After World War II, with food shortages throughout Europe, the price of cod increased and national consumption was severely limited. From this point on, the bachelor became the main dish only on the main Christian holidays: Easter and Christmas.
At Christmas, it was always customary to cook Bacalhau com natas (bacalhau com natas) – cod in a creamy sauce. This tradition has been preserved in our time.
Recipe for Bacalhau com Natas
Ingredients for 4 people:
• 4 pieces of soaked cod (bacalhau demolhado)
• 1 kg of peeled and diced potatoes
• 2 medium onions cut into half rings
• 3 cloves of crushed garlic
• 1 bay leaf
• 125 ml of olive oil
• 40g butter
• 40g flour
• 250 ml of milk
• 250 ml of cream
• Salt to taste
• Pepper to taste
• A few drops of lemon juice
• Olive oil to grease dishes
• Grated cheese to taste
• Vegetable oil for frying
1. Boil the previously soaked groceries for 5 minutes.
Water should be enough to completely cover the fish, but no more.
After 5 minutes of cooking, put the bacalhau on the plate and let it cool.
2. Save approximately 200 ml of water in which the fish was boiled in order to prepare the bechamel sauce.
After the grocery has cooled, separate the meat from the bones and skins, and “tear” it into shreds.
3. Fry the potatoes (1 kg diced) in hot vegetable oil until golden brown and place on a plate with paper towels so that excess oil is absorbed. You can fry potatoes either in a deep fryer or in a deep frying pan with enough oil.
4. Making the sauce. In a saucepan, melt butter (40 g) over medium heat.
Add flour (40 g) to the oil and mix well until smooth. While stirring, slowly add the remaining cold water (approx. 200 ml), milk (250 ml) and cream (250 ml). When the sauce begins to boil salt, pepper and add the nutmeg and a few drops of lemon juice to taste. Mix well and remove from heat.
5. Pour olive oil (125 ml) into a separate large saucepan and add medium heat to the onion (2 onions cut into half rings), crushed garlic cloves (2 pieces) and bay leaf. Stir and allow to quench.
When the onions begin to become soft and transparent, add the groats, mix well and leave to quench. After a few minutes, remove the bay leaf and add the previously fried potatoes. Add 2/3 of bechamel sauce, mix thoroughly again and remove from heat.
6. Lubricate the baking dish (approximately 20×28 cm) with a small amount of olive oil and place the entire contents of the pan. Spread evenly. Top with the remaining dish of bechamel sauce.

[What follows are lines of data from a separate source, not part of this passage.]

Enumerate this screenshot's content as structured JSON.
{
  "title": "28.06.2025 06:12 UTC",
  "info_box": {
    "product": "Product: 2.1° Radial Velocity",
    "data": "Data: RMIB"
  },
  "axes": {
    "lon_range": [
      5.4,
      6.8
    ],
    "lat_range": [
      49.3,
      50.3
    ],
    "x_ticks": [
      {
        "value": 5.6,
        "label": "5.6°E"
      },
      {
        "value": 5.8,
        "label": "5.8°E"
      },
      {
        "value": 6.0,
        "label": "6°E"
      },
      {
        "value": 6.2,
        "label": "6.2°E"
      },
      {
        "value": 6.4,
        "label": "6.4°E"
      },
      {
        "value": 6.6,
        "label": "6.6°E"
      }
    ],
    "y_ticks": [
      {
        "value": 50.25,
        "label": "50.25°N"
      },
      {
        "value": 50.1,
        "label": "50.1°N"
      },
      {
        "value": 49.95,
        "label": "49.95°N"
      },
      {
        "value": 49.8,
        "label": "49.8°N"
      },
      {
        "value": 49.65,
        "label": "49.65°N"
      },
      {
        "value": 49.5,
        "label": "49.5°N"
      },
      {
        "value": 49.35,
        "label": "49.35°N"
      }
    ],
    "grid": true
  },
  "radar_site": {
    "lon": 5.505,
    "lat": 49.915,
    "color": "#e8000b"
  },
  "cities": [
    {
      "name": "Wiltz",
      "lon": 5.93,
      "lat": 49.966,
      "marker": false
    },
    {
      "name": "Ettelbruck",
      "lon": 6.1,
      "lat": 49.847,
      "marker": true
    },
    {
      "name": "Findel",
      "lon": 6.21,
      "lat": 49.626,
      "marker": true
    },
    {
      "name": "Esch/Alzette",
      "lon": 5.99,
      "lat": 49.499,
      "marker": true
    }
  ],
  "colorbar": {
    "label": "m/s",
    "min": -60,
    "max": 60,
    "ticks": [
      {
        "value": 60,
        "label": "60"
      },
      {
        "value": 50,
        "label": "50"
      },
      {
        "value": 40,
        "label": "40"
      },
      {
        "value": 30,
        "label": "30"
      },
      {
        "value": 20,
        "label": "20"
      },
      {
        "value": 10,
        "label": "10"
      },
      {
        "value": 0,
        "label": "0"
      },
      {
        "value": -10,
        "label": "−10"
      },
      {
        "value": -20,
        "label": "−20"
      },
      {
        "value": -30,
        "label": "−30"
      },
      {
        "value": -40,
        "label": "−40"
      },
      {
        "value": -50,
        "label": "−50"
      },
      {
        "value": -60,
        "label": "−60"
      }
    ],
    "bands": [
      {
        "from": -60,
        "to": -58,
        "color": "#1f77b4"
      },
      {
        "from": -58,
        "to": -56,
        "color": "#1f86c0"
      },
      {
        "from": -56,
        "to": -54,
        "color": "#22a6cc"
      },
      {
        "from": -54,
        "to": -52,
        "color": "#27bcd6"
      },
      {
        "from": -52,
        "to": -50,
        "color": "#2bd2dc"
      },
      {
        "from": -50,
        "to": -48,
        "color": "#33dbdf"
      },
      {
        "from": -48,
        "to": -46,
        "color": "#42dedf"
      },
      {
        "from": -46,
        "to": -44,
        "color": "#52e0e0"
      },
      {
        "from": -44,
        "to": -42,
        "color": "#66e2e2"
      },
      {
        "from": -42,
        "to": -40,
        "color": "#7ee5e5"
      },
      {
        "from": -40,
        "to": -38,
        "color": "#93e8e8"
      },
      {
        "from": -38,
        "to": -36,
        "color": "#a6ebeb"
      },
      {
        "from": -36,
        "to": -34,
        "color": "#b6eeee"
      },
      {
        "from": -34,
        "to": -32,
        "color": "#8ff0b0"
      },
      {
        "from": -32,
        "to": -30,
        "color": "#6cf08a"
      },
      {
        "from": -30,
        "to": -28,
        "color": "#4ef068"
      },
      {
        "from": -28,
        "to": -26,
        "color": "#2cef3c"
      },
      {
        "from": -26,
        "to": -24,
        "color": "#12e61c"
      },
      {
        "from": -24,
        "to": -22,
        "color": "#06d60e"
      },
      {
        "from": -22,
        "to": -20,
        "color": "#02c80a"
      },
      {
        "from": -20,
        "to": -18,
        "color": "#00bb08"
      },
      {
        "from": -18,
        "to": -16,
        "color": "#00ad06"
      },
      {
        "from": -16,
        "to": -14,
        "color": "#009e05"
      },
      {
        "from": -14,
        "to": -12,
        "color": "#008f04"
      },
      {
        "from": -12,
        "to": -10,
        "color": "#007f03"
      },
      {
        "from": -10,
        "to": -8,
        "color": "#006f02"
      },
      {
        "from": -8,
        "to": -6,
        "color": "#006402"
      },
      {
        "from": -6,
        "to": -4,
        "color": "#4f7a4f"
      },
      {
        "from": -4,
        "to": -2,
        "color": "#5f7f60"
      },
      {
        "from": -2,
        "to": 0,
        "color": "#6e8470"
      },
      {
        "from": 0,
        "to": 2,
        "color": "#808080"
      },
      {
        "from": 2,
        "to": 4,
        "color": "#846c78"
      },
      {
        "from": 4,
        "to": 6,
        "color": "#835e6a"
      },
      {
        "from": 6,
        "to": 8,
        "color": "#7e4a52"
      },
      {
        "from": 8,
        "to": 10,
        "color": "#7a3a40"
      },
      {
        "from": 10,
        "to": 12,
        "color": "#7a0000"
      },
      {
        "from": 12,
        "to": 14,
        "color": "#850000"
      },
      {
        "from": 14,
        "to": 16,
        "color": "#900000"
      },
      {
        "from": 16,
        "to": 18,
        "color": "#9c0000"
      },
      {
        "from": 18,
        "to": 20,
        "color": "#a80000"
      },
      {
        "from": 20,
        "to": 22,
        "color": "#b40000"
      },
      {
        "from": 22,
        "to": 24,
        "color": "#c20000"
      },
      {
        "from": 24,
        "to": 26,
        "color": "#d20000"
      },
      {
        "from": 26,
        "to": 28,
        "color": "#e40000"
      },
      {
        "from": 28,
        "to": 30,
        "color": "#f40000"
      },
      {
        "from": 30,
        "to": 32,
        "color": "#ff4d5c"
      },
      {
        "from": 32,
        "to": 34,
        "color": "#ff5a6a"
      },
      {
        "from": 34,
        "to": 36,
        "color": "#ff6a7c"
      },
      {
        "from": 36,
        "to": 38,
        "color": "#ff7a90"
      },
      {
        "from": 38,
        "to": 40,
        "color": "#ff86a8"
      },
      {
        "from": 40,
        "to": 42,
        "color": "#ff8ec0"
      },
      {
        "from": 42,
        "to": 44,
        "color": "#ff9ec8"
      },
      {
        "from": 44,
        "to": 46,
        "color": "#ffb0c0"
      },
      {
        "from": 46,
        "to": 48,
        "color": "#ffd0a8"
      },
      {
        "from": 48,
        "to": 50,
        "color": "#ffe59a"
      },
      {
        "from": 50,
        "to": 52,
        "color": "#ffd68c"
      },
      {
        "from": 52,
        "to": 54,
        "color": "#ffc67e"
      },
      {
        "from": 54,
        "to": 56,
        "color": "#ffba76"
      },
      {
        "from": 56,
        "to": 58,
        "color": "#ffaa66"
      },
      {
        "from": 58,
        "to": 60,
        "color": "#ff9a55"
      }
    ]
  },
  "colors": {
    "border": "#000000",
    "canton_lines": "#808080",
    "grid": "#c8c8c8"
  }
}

Finally, sprinkle with grated cheese.
7. Bake in the oven preheated to 220º for 15-20 minutes.
After the time passes, the dish can be removed from the oven. Give the dish a little stand and can be served on the table. If there is a lot of oil on the surface, you can gently blot it with a kitchen paper towel. Do not burn yourself!
The dish goes well with lettuce leaves. Enjoy your meal!